Date: April 06, 2016
Author: Mark Hayes

PREVIEW: Batting deep for a second green jacket

If not for world No.1 Jason Day, you could make a strong case that Adam Scott could win a second green jacket this week.

If not for the pair of them, you could make an argument that Marc Leishman represents great value as an “outsider”.

Then, as a country on an unprecedented roll, let’s throw in Cam Smith – an irresistible youngster who’s already shown his proclivity for the big moment.

And not to forget Steve Bowditch, who would readily admit his form isn’t at its zenith, but is capable of anything on his day.

So stands Australia’s challenge for the year’s first major – the 2016 Masters at the incomparable Augusta National Golf Club.

At five players, it’s not the nation’s greatest challenge by number.

But in terms of realistic chances to pack another green jacket Down Under, it might be our deepest in the storied event’s 80th staging.

Day will take the drive down Magnolia Lane as the hottest golfing property on the planet – a feat even more remarkable with the depth of young talent on the US PGA Tour.

Fresh from victories at the Arnold Palmer Invitational and World Match Play Championship, Day returns to a course he loves and maintains suits both his power game and deft putting stroke.

He has twice previously finished in the top three at Augusta, both times (2011 on debut and 2013) having shared the lead on the back nine of the final round.

But this time he’s coming in full of confidence born of a remarkable six victories in his past 13 starts on the US PGA Tour, dating back to last year’s Canadian Open.

Importantly, the streak takes in the US PGA Championship where he broke through the mental barrier that he would tell you had likely inhibited him when he had those previous shots at Masters immortality.

Scott, who buried Australia’s green jacket hoodoo three years ago, also comes to Georgia not far from the form of his life.

Finally free from chatter about his anchored putter, Scott, too, comes in having had back-to-back victories on the US PGA Tour’s “Florida Swing”.

Perhaps even better than that, though, the Queenslander is bringing with him a streak few have matched: in the past five years, he has finished in the top 10 of major championships no fewer than twice each year – and three times in 2013. Throw in four other top-15 finishes in that time and it’s hard to argue that he won’t be there again when the whips are cracking.
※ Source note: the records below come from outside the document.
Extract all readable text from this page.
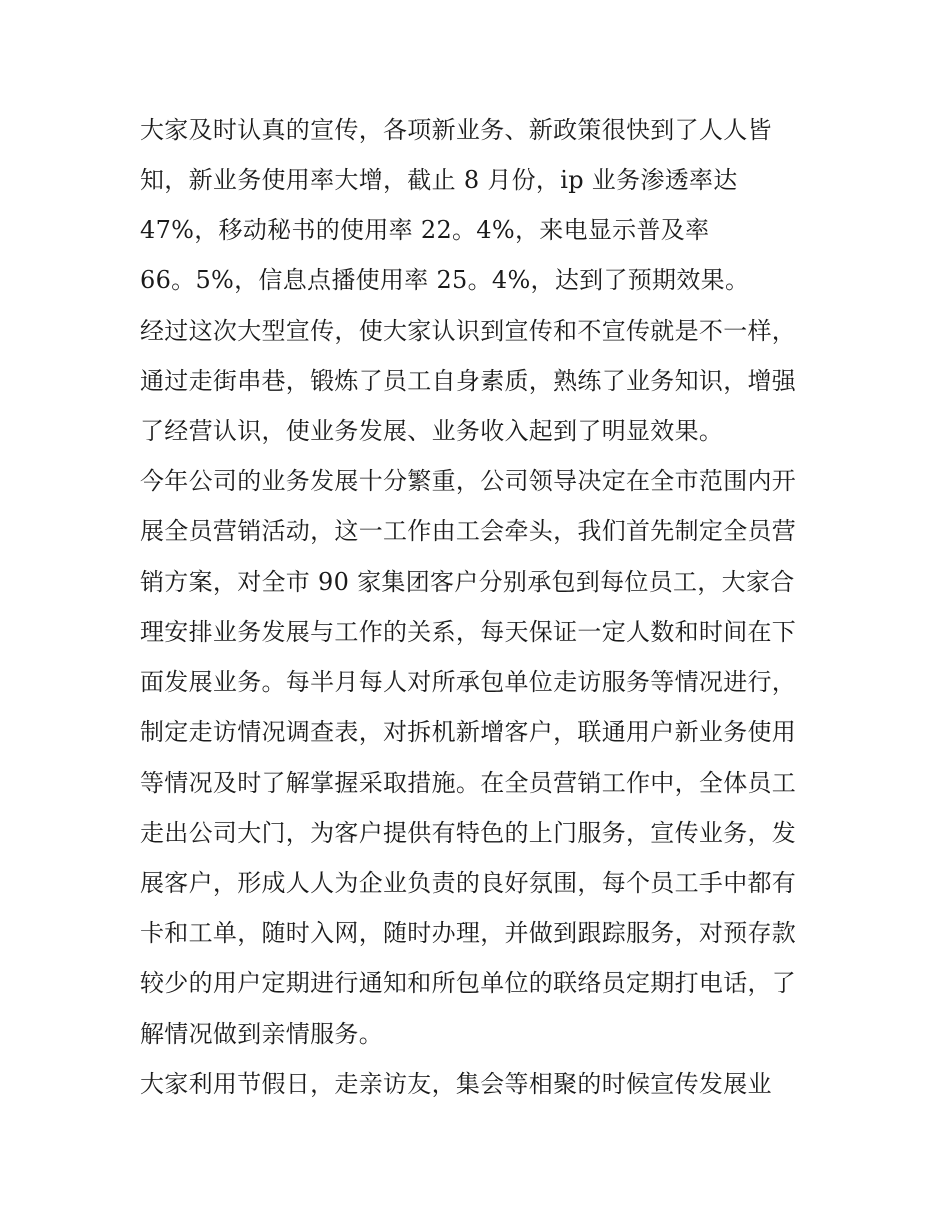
大家及时认真的宣传，各项新业务、新政策很快到了人人皆
知，新业务使用率大增，截止 8 月份，ip 业务渗透率达
47%，移动秘书的使用率 22。4%，来电显示普及率
66。5%，信息点播使用率 25。4%，达到了预期效果。
经过这次大型宣传，使大家认识到宣传和不宣传就是不一样，
通过走街串巷，锻炼了员工自身素质，熟练了业务知识，增强
了经营认识，使业务发展、业务收入起到了明显效果。
今年公司的业务发展十分繁重，公司领导决定在全市范围内开
展全员营销活动，这一工作由工会牵头，我们首先制定全员营
销方案，对全市 90 家集团客户分别承包到每位员工，大家合
理安排业务发展与工作的关系，每天保证一定人数和时间在下
面发展业务。每半月每人对所承包单位走访服务等情况进行，
制定走访情况调查表，对拆机新增客户，联通用户新业务使用
等情况及时了解掌握采取措施。在全员营销工作中，全体员工
走出公司大门，为客户提供有特色的上门服务，宣传业务，发
展客户，形成人人为企业负责的良好氛围，每个员工手中都有
卡和工单，随时入网，随时办理，并做到跟踪服务，对预存款
较少的用户定期进行通知和所包单位的联络员定期打电话，了
解情况做到亲情服务。
大家利用节假日，走亲访友，集会等相聚的时候宣传发展业
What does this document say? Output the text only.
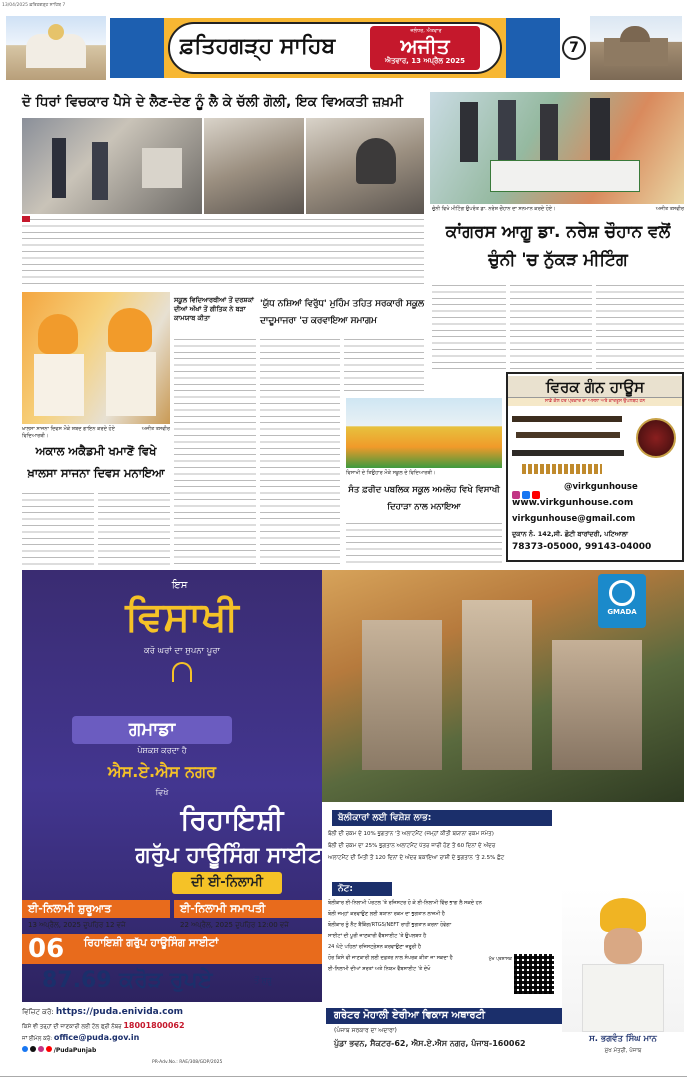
13/04/2025 ਫ਼ਤਿਹਗੜ੍ਹ ਸਾਹਿਬ 7
ਫ਼ਤਿਹਗੜ੍ਹ ਸਾਹਿਬ
ਜਲੰਧਰ, ਐਤਵਾਰ
ਅਜੀਤ
ਐਤਵਾਰ, 13 ਅਪ੍ਰੈਲ 2025
7
ਦੋ ਧਿਰਾਂ ਵਿਚਕਾਰ ਪੈਸੇ ਦੇ ਲੈਣ-ਦੇਣ ਨੂੰ ਲੈ ਕੇ ਚੱਲੀ ਗੋਲੀ, ਇਕ ਵਿਅਕਤੀ ਜ਼ਖ਼ਮੀ
ਚੁੰਨੀ ਵਿਖੇ ਮੀਟਿੰਗ ਉਪਰੰਤ ਡਾ. ਨਰੇਸ਼ ਚੌਹਾਨ ਦਾ ਸਨਮਾਨ ਕਰਦੇ ਹੋਏ।	ਅਜੀਤ ਤਸਵੀਰ
ਕਾਂਗਰਸ ਆਗੂ ਡਾ. ਨਰੇਸ਼ ਚੌਹਾਨ ਵਲੋਂ ਚੁੰਨੀ 'ਚ ਨੁੱਕੜ ਮੀਟਿੰਗ
ਵਿਰਕ ਗੰਨ ਹਾਊਸ
ਸਾਡੇ ਕੋਲ ਹਰ ਪ੍ਰਕਾਰ ਦਾ ਅਸਲਾ ਅਤੇ ਕਾਰਤੂਸ ਉਪਲਬਧ ਹਨ
@virkgunhouse
www.virkgunhouse.com
virkgunhouse@gmail.com
ਦੁਕਾਨ ਨੰ. 142,ਸੀ. ਛੋਟੀ ਬਾਰਾਂਦਰੀ, ਪਟਿਆਲਾ
78373-05000, 99143-04000
ਖ਼ਾਲਸਾ ਸਾਜਨਾ ਦਿਵਸ ਮੌਕੇ ਸ਼ਬਦ ਗਾਇਨ ਕਰਦੇ ਹੋਏ ਵਿਦਿਆਰਥੀ।
ਅਜੀਤ ਤਸਵੀਰ
ਸਕੂਲ ਵਿਦਿਆਰਥੀਆਂ ਤੋਂ ਦਰਸ਼ਕਾਂ ਦੀਆਂ ਅੱਖਾਂ ਤੋਂ ਗੀਤਿਕ ਨੇ ਬੜਾ ਕਾਮਯਾਬ ਕੀਤਾ
ਅਕਾਲ ਅਕੈਡਮੀ ਖਮਾਣੋਂ ਵਿਖੇ ਖ਼ਾਲਸਾ ਸਾਜਨਾ ਦਿਵਸ ਮਨਾਇਆ
'ਯੁੱਧ ਨਸ਼ਿਆਂ ਵਿਰੁੱਧ' ਮੁਹਿੰਮ ਤਹਿਤ ਸਰਕਾਰੀ ਸਕੂਲ ਦਾਦੂਮਾਜਰਾ 'ਚ ਕਰਵਾਇਆ ਸਮਾਗਮ
ਵਿਸਾਖੀ ਦੇ ਤਿਉਹਾਰ ਮੌਕੇ ਸਕੂਲ ਦੇ ਵਿਦਿਆਰਥੀ।
ਸੰਤ ਫ਼ਰੀਦ ਪਬਲਿਕ ਸਕੂਲ ਅਮਲੋਹ ਵਿਖੇ ਵਿਸਾਖੀ ਦਿਹਾੜਾ ਨਾਲ ਮਨਾਇਆ
GMADA
ਇਸ
ਵਿਸਾਖੀ
ਕਰੋ ਘਰਾਂ ਦਾ ਸੁਪਨਾ ਪੂਰਾ
ਗਮਾਡਾ
ਪੇਸ਼ਕਸ਼ ਕਰਦਾ ਹੈ
ਐਸ.ਏ.ਐਸ ਨਗਰ
ਵਿਖੇ
ਰਿਹਾਇਸ਼ੀ
ਗਰੁੱਪ ਹਾਊਸਿੰਗ ਸਾਈਟਾਂ
ਦੀ ਈ-ਨਿਲਾਮੀ
ਬੋਲੀਕਾਰਾਂ ਲਈ ਵਿਸ਼ੇਸ਼ ਲਾਭ:
ਬੋਲੀ ਦੀ ਰਕਮ ਦੇ 10% ਭੁਗਤਾਨ 'ਤੇ ਅਲਾਟਮੈਂਟ (ਜਮ੍ਹਾਂ ਕੀਤੀ ਬਯਾਨਾ ਰਕਮ ਸਮੇਤ)
ਬੋਲੀ ਦੀ ਰਕਮ ਦਾ 25% ਭੁਗਤਾਨ ਅਲਾਟਮੈਂਟ ਪੱਤਰ ਜਾਰੀ ਹੋਣ ਤੋਂ 60 ਦਿਨਾਂ ਦੇ ਅੰਦਰ
ਅਲਾਟਮੈਂਟ ਦੀ ਮਿਤੀ ਤੋਂ 120 ਦਿਨਾਂ ਦੇ ਅੰਦਰ ਬਕਾਇਆ ਰਾਸ਼ੀ ਦੇ ਭੁਗਤਾਨ 'ਤੇ 2.5% ਛੋਟ
ਨੋਟ:
ਬੋਲੀਕਾਰ ਈ-ਨਿਲਾਮੀ ਪੋਰਟਲ 'ਤੇ ਰਜਿਸਟਰ ਹੋ ਕੇ ਈ-ਨਿਲਾਮੀ ਵਿੱਚ ਭਾਗ ਲੈ ਸਕਦੇ ਹਨ
ਬੋਲੀ ਜਮ੍ਹਾਂ ਕਰਵਾਉਣ ਲਈ ਬਯਾਨਾ ਰਕਮ ਦਾ ਭੁਗਤਾਨ ਲਾਜ਼ਮੀ ਹੈ
ਬੋਲੀਕਾਰ ਨੂੰ ਨੈੱਟ ਬੈਂਕਿੰਗ/RTGS/NEFT ਰਾਹੀਂ ਭੁਗਤਾਨ ਕਰਨਾ ਹੋਵੇਗਾ
ਸਾਈਟਾਂ ਦੀ ਪੂਰੀ ਜਾਣਕਾਰੀ ਵੈੱਬਸਾਈਟ 'ਤੇ ਉਪਲਬਧ ਹੈ
24 ਘੰਟੇ ਪਹਿਲਾਂ ਰਜਿਸਟ੍ਰੇਸ਼ਨ ਕਰਵਾਉਣਾ ਜ਼ਰੂਰੀ ਹੈ
ਹੋਰ ਕਿਸੇ ਵੀ ਜਾਣਕਾਰੀ ਲਈ ਦਫ਼ਤਰ ਨਾਲ ਸੰਪਰਕ ਕੀਤਾ ਜਾ ਸਕਦਾ ਹੈ
ਈ-ਨਿਲਾਮੀ ਦੀਆਂ ਸ਼ਰਤਾਂ ਅਤੇ ਨਿਯਮ ਵੈੱਬਸਾਈਟ 'ਤੇ ਦੇਖੋ
ਈ-ਨਿਲਾਮੀ ਸ਼ੁਰੂਆਤ
13 ਅਪ੍ਰੈਲ, 2025 ਦੁਪਹਿਰ 12 ਵਜੇ
ਈ-ਨਿਲਾਮੀ ਸਮਾਪਤੀ
22 ਅਪ੍ਰੈਲ, 2025 ਦੁਪਹਿਰ 12:00 ਵਜੇ
06	ਰਿਹਾਇਸ਼ੀ ਗਰੁੱਪ ਹਾਊਸਿੰਗ ਸਾਈਟਾਂ
87.69 ਕਰੋੜ ਰੁਪਏ	ਤੋਂ ਸ਼ੁਰੂ
ਮੁੱਖ ਪ੍ਰਸ਼ਾਸਕ
ਵਿਜ਼ਿਟ ਕਰੋ: https://puda.enivida.com
ਕਿਸੇ ਵੀ ਤਰ੍ਹਾਂ ਦੀ ਜਾਣਕਾਰੀ ਲਈ ਟੋਲ ਫ੍ਰੀ ਨੰਬਰ 18001800062
ਜਾਂ ਈਮੇਲ ਕਰੋ: office@puda.gov.in
/PudaPunjab
ਗਰੇਟਰ ਮੋਹਾਲੀ ਏਰੀਆ ਵਿਕਾਸ ਅਥਾਰਟੀ
(ਪੰਜਾਬ ਸਰਕਾਰ ਦਾ ਅਦਾਰਾ)
ਪੁੱਡਾ ਭਵਨ, ਸੈਕਟਰ-62, ਐਸ.ਏ.ਐਸ ਨਗਰ, ਪੰਜਾਬ-160062	ਸ. ਭਗਵੰਤ ਸਿੰਘ ਮਾਨ
ਮੁੱਖ ਮੰਤਰੀ, ਪੰਜਾਬ
PR-Adv.No.: RAE/308/GDP/2025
Leishman has had his share of drama in four trips to Augusta National.

In 2010 the Victorian was “beaten up” by a second-round 79 en route to a missed cut in what he then feared would be his only opportunity on the hallowed turf.
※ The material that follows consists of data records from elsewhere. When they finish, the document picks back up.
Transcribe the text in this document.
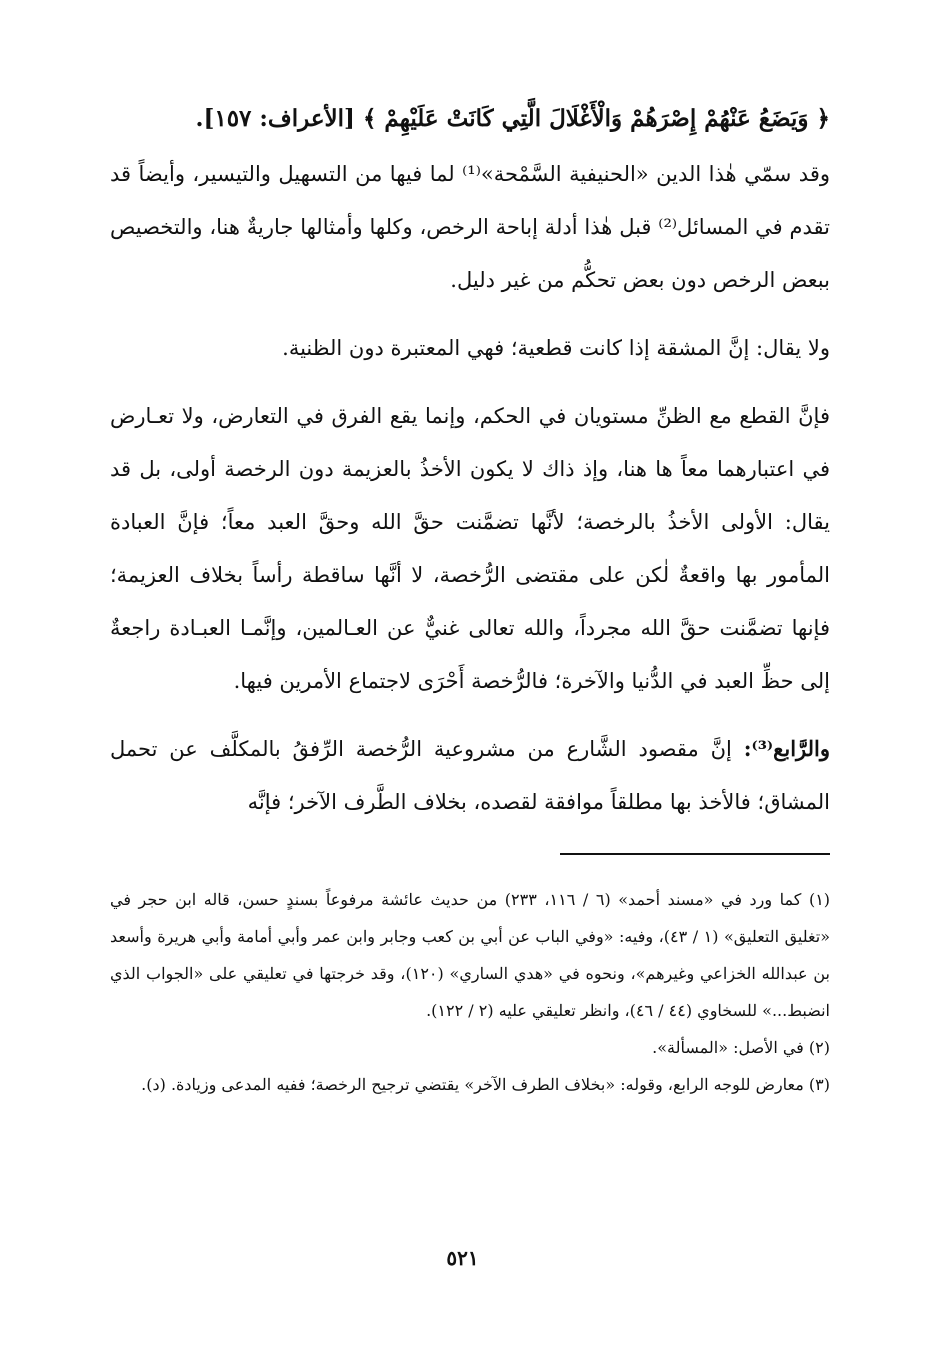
﴿ وَيَضَعُ عَنْهُمْ إِصْرَهُمْ وَالْأَغْلَالَ الَّتِي كَانَتْ عَلَيْهِمْ ﴾ [الأعراف: ١٥٧].

وقد سمّي هٰذا الدين «الحنيفية السَّمْحة»⁽¹⁾ لما فيها من التسهيل والتيسير، وأيضاً قد تقدم في المسائل⁽²⁾ قبل هٰذا أدلة إباحة الرخص، وكلها وأمثالها جاريةٌ هنا، والتخصيص ببعض الرخص دون بعض تحكُّم من غير دليل.

ولا يقال: إنَّ المشقة إذا كانت قطعية؛ فهي المعتبرة دون الظنية.

فإنَّ القطع مع الظنِّ مستويان في الحكم، وإنما يقع الفرق في التعارض، ولا تعـارض في اعتبارهما معاً ها هنا، وإذ ذاك لا يكون الأخذُ بالعزيمة دون الرخصة أولى، بل قد يقال: الأولى الأخذُ بالرخصة؛ لأنَّها تضمَّنت حقَّ الله وحقَّ العبد معاً؛ فإنَّ العبادة المأمور بها واقعةٌ لٰكن على مقتضى الرُّخصة، لا أنَّها ساقطة رأساً بخلاف العزيمة؛ فإنها تضمَّنت حقَّ الله مجرداً، والله تعالى غنيٌّ عن العـالمين، وإنَّمـا العبـادة راجعةٌ إلى حظِّ العبد في الدُّنيا والآخرة؛ فالرُّخصة أَحْرَى لاجتماع الأمرين فيها.

والرَّابع⁽³⁾: إنَّ مقصود الشَّارع من مشروعية الرُّخصة الرِّفقُ بالمكلَّف عن تحمل المشاق؛ فالأخذ بها مطلقاً موافقة لقصده، بخلاف الطَّرف الآخر؛ فإنَّه

(١) كما ورد في «مسند أحمد» (٦ / ١١٦، ٢٣٣) من حديث عائشة مرفوعاً بسندٍ حسن، قاله ابن حجر في «تغليق التعليق» (١ / ٤٣)، وفيه: «وفي الباب عن أبي بن كعب وجابر وابن عمر وأبي أمامة وأبي هريرة وأسعد بن عبدالله الخزاعي وغيرهم»، ونحوه في «هدي الساري» (١٢٠)، وقد خرجتها في تعليقي على «الجواب الذي انضبط...» للسخاوي (٤٤ / ٤٦)، وانظر تعليقي عليه (٢ / ١٢٢).

(٢) في الأصل: «المسألة».

(٣) معارض للوجه الرابع، وقوله: «بخلاف الطرف الآخر» يقتضي ترجيح الرخصة؛ ففيه المدعى وزيادة. (د).

٥٢١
When he returned in 2013, not only did he hold his own, but with mid-iron in hand on the 15th fairway in the final round, it wasn’t until his second shot trickled back into the pond that Leishman’s title challenge faded into a tie for fourth with Tiger Woods.

The following year, the Warrnambool ace briefly led again in the second round after three opening birdies until a calamitous 10-over run in 12 holes sent him packing early again. Then last year, his grand plans were derailed before he started by his wife Audrey’s life-threatening health scare.

The course clearly suits his eye and he’s due a slice of luck among the Georgia pines.

Smith remains an unknown to many, even skirting much TV coverage until his near albatross on the 72nd hole in last year’s US Open propelled him all the way to fourth in his first major championship.

But the 22-year-old already has shown a penchant for performing in tough situations and that there’s not a situation in world golf that daunts him.

Bar the first staging of the Masters, only Fuzzy Zoeller in 1979 has ever won during a first appearance at Augusta National. And while few offer Smith a chance at matching that feat in such a formidable field, a practice round with 2013 champ Scott could be important for a youngster with undoubted magic in his hands.

Bowditch makes his second appearance at Augusta National having finished a more than respectable T26 on debut two years ago.

There’s no denying Bowditch, in on the back of his Byron Nelson Championship win last year, is not in peak form having missed three cuts in his past four events and finished last in the non-cut WGC Cadillac Championship in the other.

But writing him off here is doing the Queenslander a severe disservice. He has the combination of length and short game that should suit around Augusta where the penalties for wayward drives aren’t as harsh as other major championships.

Most will say it’s a long shot to see him in contention on Sunday, but Bowditch is a confidence player and if he can hang up a good number on Thursday, who’s to say where his ceiling lies.

Away from the Aussies, the beauty of this Masters is its plethora of legitimate contenders.

Defending champion Jordan Spieth hasn’t shot worse than even-par 72 in eight career Masters rounds and cannot be underestimated.

Nor can the immense power games of dual champion Bubba Watson, Rory McIlroy or Rickie Fowler.

And triple champion Phil Mickelson is never far from the action with five top-three finishes in his past six starts around Augusta National and, now at age 45, entering something of an era of unbridled love from Masters’ patrons who have a track record of inspiring “Lefty” to great deeds.

Regardless, it’s the storybook event of world golf – we can’t wait to watch this next chapter.